Apple's feeling pretty good about itself lately and why shouldn't it? It sold a million iPads in the first month. That means iPad sales reached a million units twice as fast as the original iPhone. The revenue spigot remains wide open and I'm sure investors are happy, but Apple has shown a few signs lately it may be getting a little too big for its britches.
Consider these recent news stories:Just last week, it announced it was shuttering the Lala music service just months after purchasing it.
Steve Jobs got even crankier about Flash posting a public letter on the Apple web site, which prompted some observers to wonder if it was a case of the pot calling the kettle black.
Apple recently prevented developers from using any third party development tools to develop iPad and iPhone apps, which has anti-trust regulators sniffing around.

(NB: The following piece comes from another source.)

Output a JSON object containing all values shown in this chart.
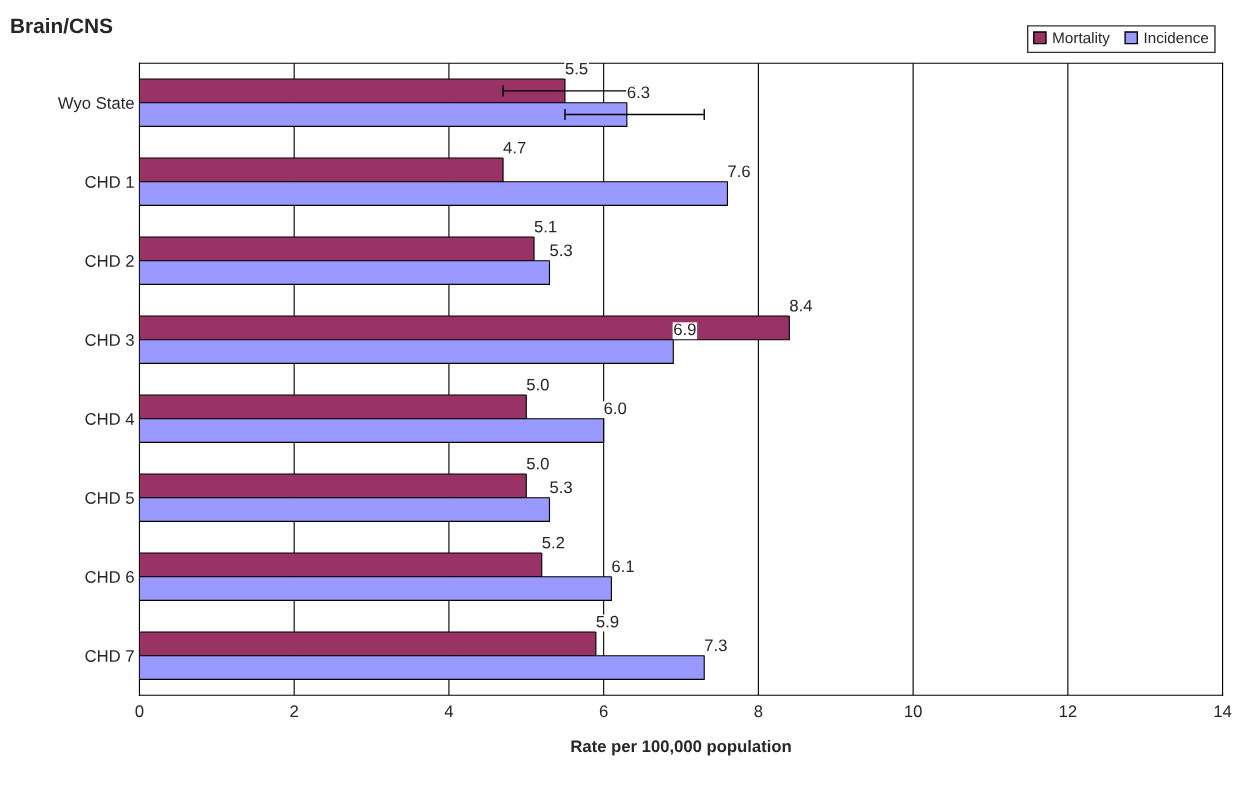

It got me thinking that Jobs and company are beginning to resemble the 1990s Microsoft throwing around its considerable weight and generally pissing people (and governments) off. Maybe it's time to take Apple down a notch.
First, There was Lala
Lala was an interesting experiment that started to make some headway when Google began including Lala in music search results. If copyright allowed, you could play a whole song one time. After that, you got a 30 second snippet. Lala technology could have given Apple the ability to create a subscription service for iTunes, but it doesn't look like that's going to happen. Instead, we have another case of a predatory corporation buying and then killing off a good service.
Oh That Flash Thing Again
Steve Jobs can't leave Flash alone. Just last week he published a now-famous memo outlining six reasons he hates Flash. It's especially laughable when you consider that some, such as Ben Michael Ward , have called Jobs on his claim that Flash replacement, the H.264 video codec is in any way open. Ward writes:
"The H.264 video codec is not open. It is patent encumbered, and there is a financial obstacle to license those patents."
Jobs wants us to believe his approach is the best, but it's not clear that it's any better or just a case of 'meet the new boss, same as the old one.'Federal Government Meet Mr. Jobs
Meanwhile, the federal government is taking an interest in Apple after the company refused to allow developers to use third-party development tools. In a NY Post article , Josh Kosman explains:
According to a person familiar with the matter, the Department of Justice and Federal Trade Commission are locked in negotiations over which of the watchdogs will begin an antitrust inquiry into Apple's new policy of requiring software developers who devise applications for devices such as the iPhone and iPad to use only Apple's programming tools.
As Apple sales increase, so does its desire to control the process as much as it possibly can. I have made no secret how much I like Apple products and the iPad is no exception (as I wrote in my DaniWeb review ), but Apple's arrogance seems to grow with its sales and it may be time to cut them down to size.